Mas lembro de uma receita antiga, de arroz com caldo de carne, de Rupherto de Nola (1525), onde esse cozinheiro sugere variações na receita e, observa: “quando se coze com caldo de carne não é necessário colocar nenhum tipo de leite, mas tudo depende do apetite dos homens que a comem”.

Leio esse trecho e fico pensando que “fazer para o outro” – essa doação através de um intermediário material como a comida - é a marca feminina do cozinhar, para o bem e para o mal da cultura gastronômica.

Recuperar a “história do fazer para o outro”, suas formas e motivações, parece ser o único caminho para restaurar os contornos do feminino na cozinha. Não o feminino subsumido na cultura masculina; mas na singularidade do seu estilo.

2 comentários:

Breno Raigorodsky disse...

Excelente artigo, Dória, dos melhores. Faço uma hipótese que espero ajude na reflexão - a mulher/mãe/esposa trabalha tradicionalmente a cópia, a higiene, a reprodução do trabalho do homem, transformando o seu ganho em força-trabalho. Está umbilicalmente ligada à nutrição. As portas que levam o homem à cozinha são as da nutrição satisfeita, cozinha como diversificação, eleição gastronômica de ingredientes e diversificação.
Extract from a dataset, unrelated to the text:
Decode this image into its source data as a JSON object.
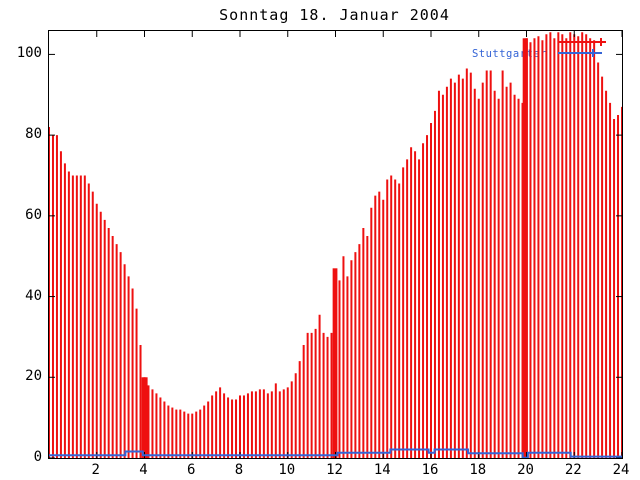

Evidentemente, a mulher vem assumindo este segundo papel, mas suas raízes na cozinha da família estão presentes mesmo quando se põe no papel de artífice da cozinha que nasceu na outra vertente da culinária - a corte.

Janine Collaço disse...

Dória,
Em minha tese de doutorado tracei o papel das mulheres imigrantes italianas e o processo pelo qual elas 'desapareceram' da cozinha de restaurantes e acabam ficando restritas ao universo doméstico, embora em muitos casos, sejam elas ainda as detentoras da palavra final de pratos servidos em restaurantes de cozinha italiana cuja administração ainda esteja com a mesma família.
mas é isso, o mundo não reservou criatividade e reconhecimento para as mulheres na cozinha, embora elas sejam mais de 60% da força de trabalho em restaurantes, segundo um estudo do IPEA realizado recentemente. Mas seu universo é o dos restaurantes de comida que atende necessidades diárias (quilos, self-service e afins). Achei suas observações bem pontuadas.